Travel the Back Country Byway
The main Oregon Trail from Three Island Crossing to Boise was the primary route utilized by the emigrants for the first 10 years of the trail. Those emigrants who could not cross the Snake River were forced to follow the south side of the Snake River on a route known as the South Alternate. Freight and stage roads to the railroad in northern Utah utilized much of the Oregon Trail for many years. The Oregon Trail continued to be used long after the building of the railroads across southern Idaho, even into the early 1900’s.

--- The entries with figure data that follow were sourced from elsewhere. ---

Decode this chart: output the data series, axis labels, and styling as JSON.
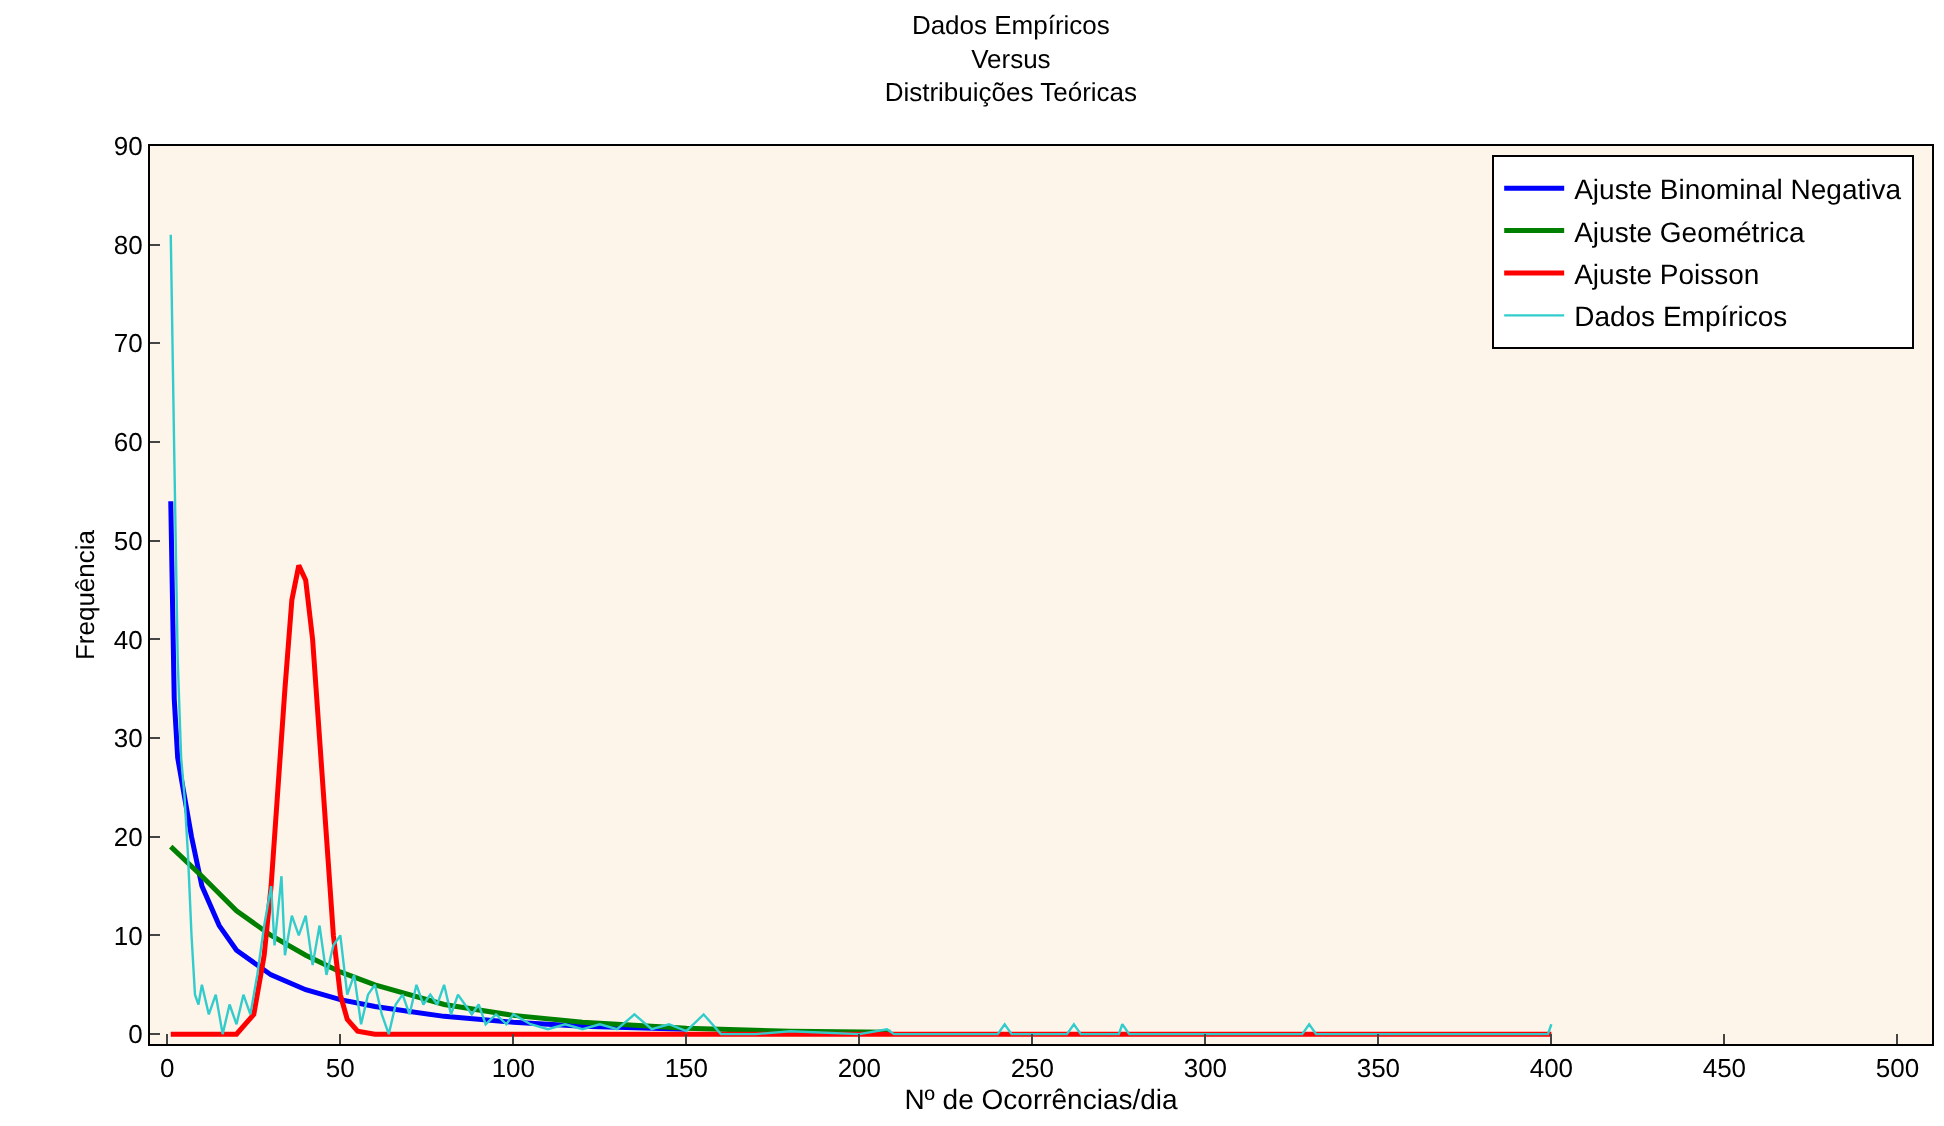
{
  "chart_data": {
    "type": "line",
    "title": "Dados Empíricos\nVersus\nDistribuições Teóricas",
    "xlabel": "Nº de Ocorrências/dia",
    "ylabel": "Frequência",
    "xlim": [
      -5,
      510
    ],
    "ylim": [
      -1,
      90
    ],
    "xticks": [
      0,
      50,
      100,
      150,
      200,
      250,
      300,
      350,
      400,
      450,
      500
    ],
    "yticks": [
      0,
      10,
      20,
      30,
      40,
      50,
      60,
      70,
      80,
      90
    ],
    "grid": false,
    "legend": "top right",
    "marker": "none",
    "line_style": "solid",
    "series": [
      {
        "name": "Ajuste Binominal Negativa",
        "color": "#0000ff",
        "x": [
          1,
          2,
          3,
          5,
          7,
          10,
          15,
          20,
          30,
          40,
          50,
          60,
          80,
          100,
          120,
          150
        ],
        "values": [
          54,
          34,
          28,
          24,
          20,
          15,
          11,
          8.5,
          6,
          4.5,
          3.5,
          2.8,
          1.8,
          1.2,
          0.8,
          0.5
        ]
      },
      {
        "name": "Ajuste Geométrica",
        "color": "#008000",
        "x": [
          1,
          10,
          20,
          30,
          40,
          50,
          60,
          80,
          100,
          120,
          150,
          180,
          209
        ],
        "values": [
          19,
          16,
          12.5,
          10,
          8,
          6.3,
          5,
          3,
          1.9,
          1.2,
          0.6,
          0.3,
          0.2
        ]
      },
      {
        "name": "Ajuste Poisson",
        "color": "#ff0000",
        "x": [
          1,
          20,
          25,
          28,
          30,
          32,
          34,
          36,
          38,
          40,
          42,
          44,
          46,
          48,
          50,
          52,
          55,
          60,
          400
        ],
        "values": [
          0,
          0,
          2,
          8,
          15,
          25,
          35,
          44,
          47.5,
          46,
          40,
          30,
          20,
          10,
          4,
          1.5,
          0.3,
          0,
          0
        ]
      },
      {
        "name": "Dados Empíricos",
        "color": "#33cccc",
        "x": [
          1,
          2,
          3,
          4,
          5,
          6,
          7,
          8,
          9,
          10,
          12,
          14,
          16,
          18,
          20,
          22,
          24,
          26,
          28,
          30,
          31,
          33,
          34,
          36,
          38,
          40,
          42,
          44,
          46,
          48,
          50,
          52,
          54,
          56,
          58,
          60,
          62,
          64,
          66,
          68,
          70,
          72,
          74,
          76,
          78,
          80,
          82,
          84,
          86,
          88,
          90,
          92,
          95,
          98,
          100,
          105,
          110,
          115,
          120,
          125,
          130,
          135,
          140,
          145,
          150,
          155,
          160,
          170,
          180,
          200,
          208,
          210,
          240,
          242,
          244,
          260,
          262,
          264,
          275,
          276,
          278,
          328,
          330,
          332,
          399,
          400
        ],
        "values": [
          81,
          59,
          38,
          28,
          24,
          18,
          10,
          4,
          3,
          5,
          2,
          4,
          0,
          3,
          1,
          4,
          2,
          6,
          11,
          15,
          9,
          16,
          8,
          12,
          10,
          12,
          7,
          11,
          6,
          9,
          10,
          4,
          6,
          1,
          4,
          5,
          2,
          0,
          3,
          4,
          2,
          5,
          3,
          4,
          3,
          5,
          2,
          4,
          3,
          2,
          3,
          1,
          2,
          1,
          2,
          1,
          0.5,
          1,
          0.5,
          1,
          0.5,
          2,
          0.5,
          1,
          0.3,
          2,
          0,
          0,
          0.3,
          0,
          0.5,
          0,
          0,
          1,
          0,
          0,
          1,
          0,
          0,
          1,
          0,
          0,
          1,
          0,
          0,
          1
        ]
      }
    ]
  }
}
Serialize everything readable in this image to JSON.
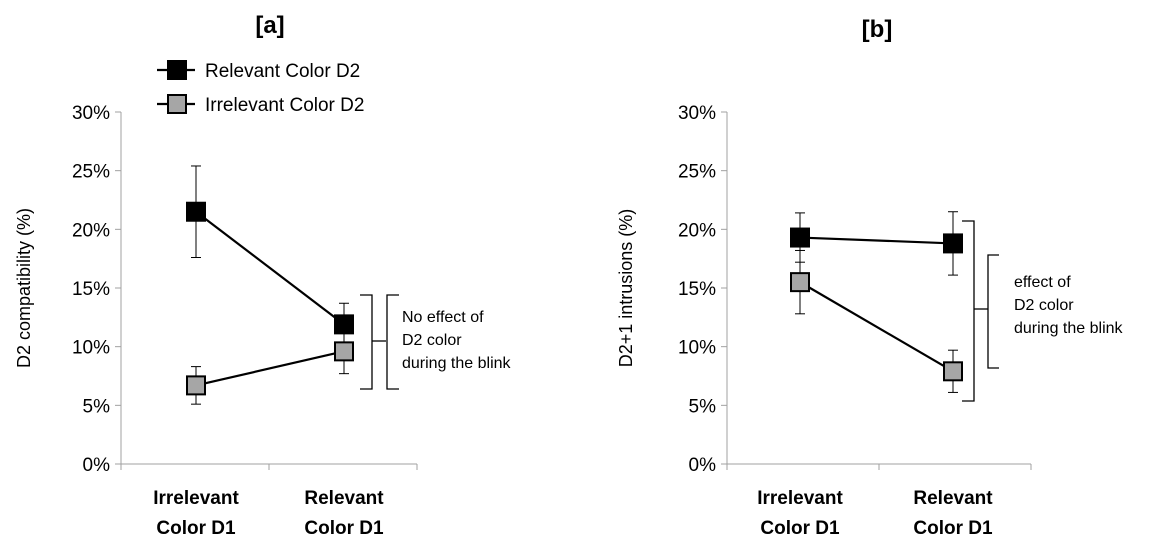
{
  "chart_data": [
    {
      "type": "line",
      "panel_label": "[a]",
      "ylabel": "D2 compatibility (%)",
      "xlabel": "",
      "categories": [
        [
          "Irrelevant",
          "Color D1"
        ],
        [
          "Relevant",
          "Color D1"
        ]
      ],
      "ylim": [
        0,
        30
      ],
      "yticks": [
        "0%",
        "5%",
        "10%",
        "15%",
        "20%",
        "25%",
        "30%"
      ],
      "grid": false,
      "legend_position": "top-left",
      "series": [
        {
          "name": "Relevant Color D2",
          "values": [
            21.5,
            11.9
          ],
          "err": [
            3.9,
            1.8
          ],
          "marker_color": "#000000"
        },
        {
          "name": "Irrelevant Color D2",
          "values": [
            6.7,
            9.6
          ],
          "err": [
            1.6,
            1.9
          ],
          "marker_color": "#a6a6a6"
        }
      ],
      "annotation": [
        "No effect of",
        "D2 color",
        "during the blink"
      ]
    },
    {
      "type": "line",
      "panel_label": "[b]",
      "ylabel": "D2+1 intrusions (%)",
      "xlabel": "",
      "categories": [
        [
          "Irrelevant",
          "Color D1"
        ],
        [
          "Relevant",
          "Color D1"
        ]
      ],
      "ylim": [
        0,
        30
      ],
      "yticks": [
        "0%",
        "5%",
        "10%",
        "15%",
        "20%",
        "25%",
        "30%"
      ],
      "grid": false,
      "series": [
        {
          "name": "Relevant Color D2",
          "values": [
            19.3,
            18.8
          ],
          "err": [
            2.1,
            2.7
          ],
          "marker_color": "#000000"
        },
        {
          "name": "Irrelevant Color D2",
          "values": [
            15.5,
            7.9
          ],
          "err": [
            2.7,
            1.8
          ],
          "marker_color": "#a6a6a6"
        }
      ],
      "annotation": [
        "effect of",
        "D2 color",
        "during the blink"
      ]
    }
  ]
}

The Main Oregon Trail Back Country Byway (MOTBCB) follows the Oregon Trail from the crossing of the Snake River near Glenns Ferry to Bonneville Point, southeast of Boise. Part 1 of the byway is a loop drive that takes you to the south side of the Snake River to view the Three Island Crossing location from the bluffs above the river, then ends on the north side of the river at Three Island Crossing State Park History and Education Center. Parts 2 and 3 take county roads to follow the Oregon Trail from Glenns Ferry to Bonneville Point. Oregon Trail ruts are visible along much of this route. Several locations allow access for hiking and horseback riding on the Oregon Trail.
The total distance of the byway is 102 miles. Allow eight hours to complete the trip from Boise, including time to visit the Three Island Crossing State Park History and Education Center and to explore the Oregon Trail at the various access points along the way. All of the byway roads are paved or good gravel roads. High clearance vehicles may be required to access the trail off the byway. Four-wheel drive is not needed for the byway. Please stay off the access roads if they are wet or muddy.
The byway is separated into three parts – The Snake River and Three Island Crossing State Park, Snake River to Rattlesnake Creek, and Rattlesnake Creek to Bonneville Point. Highway 20 bisects the byway at Rattlesnake Creek and provides access to Mountain Home and Interstate 84.